Computational Results

1. Interface

The goal of the linear stability analysis through eigenvalue calulation is to study the change of the temperature field and the geometry of the solid-liquid interface during the solidification process. The formulation of the eigenvalue problem couples temperature field U with the interfacial boundary N. Therefore the computed eigenvector consists of the numerical values for both variables U and N. In particular, if the discretization is applied to a rectangular grid with nx cells in the x-direction, ny cells in the y-direction, the last ny+1 entries of an eigenvector provides a pattern of the moving boundary up to a constant scalar.

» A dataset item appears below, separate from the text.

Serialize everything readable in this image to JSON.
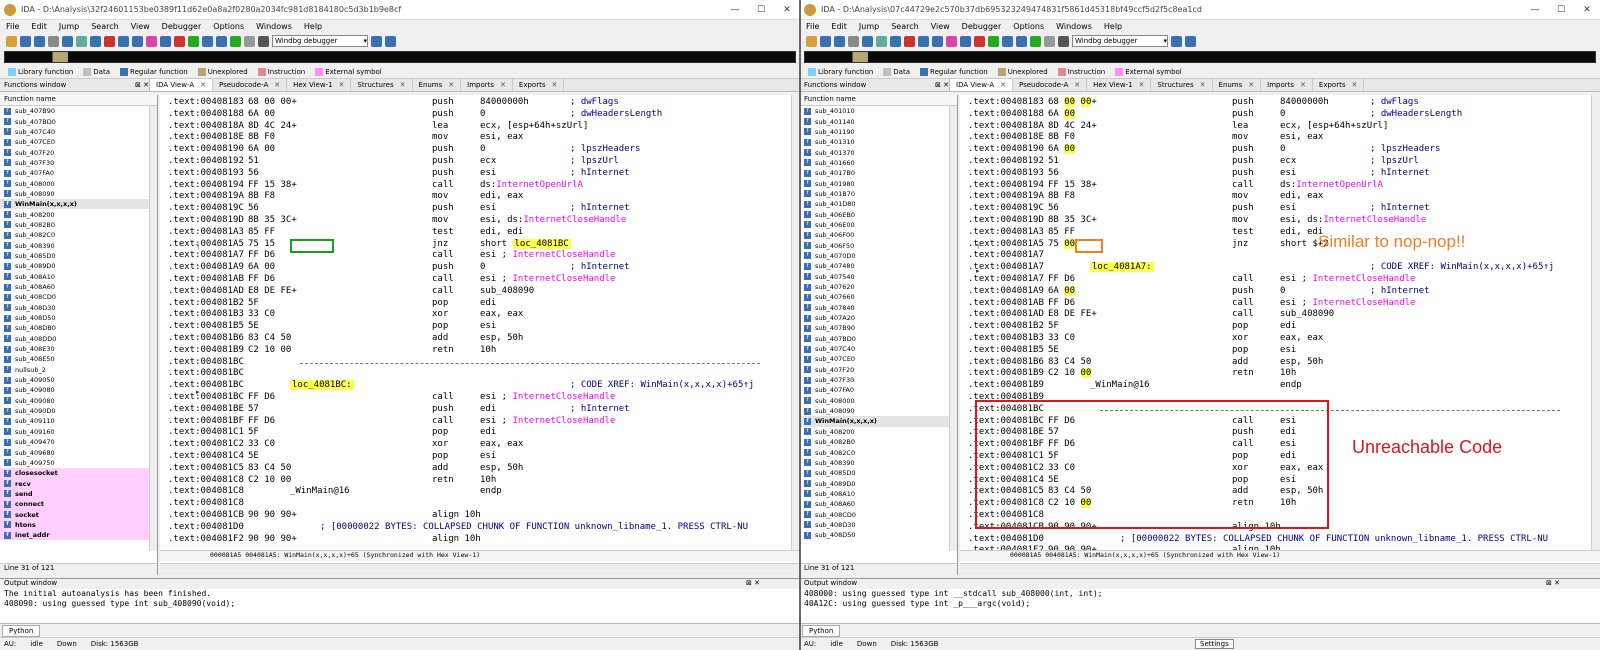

Several change of variables are used to map the parabolically shaped interface onto a horizontal line in an infinite domain, then from an infinite domain to a rectangular box. (See technical report for details.) The "raw" eigenvectors computed correspond to variables defined in a finite rectangular box. Four typical interface excitation modes corresponds to four different exictation frequencies (eigenvalues) are shown in the following figure.


We may use the inverse of the coordinate tranform to plot the interface on the (truncated) infinite domain. Notice that the interface change is localized near the original of the domain. This is more so when the frequency of the growth is higher.


One more reverse transformation allows us to plot the interfacial change on top of the parabolic needle (dotted curve). We can view the dynamic behavious by letting the interface propagate for a few time steps. The shape of the following plots depends on the curvature of the parabola defined in the original problem. The time-dependent behavior of the interface also depends on the thermal diffusivity.


2. Temperature

The following figure shows the temperature profile of the solid corresponding to one of the excited modes. The frequency of the mode is 0.102. It easy to observe, after comparing with the interface plot, that the growth of the solid corresponds to a more dramatric temperature change near the tip.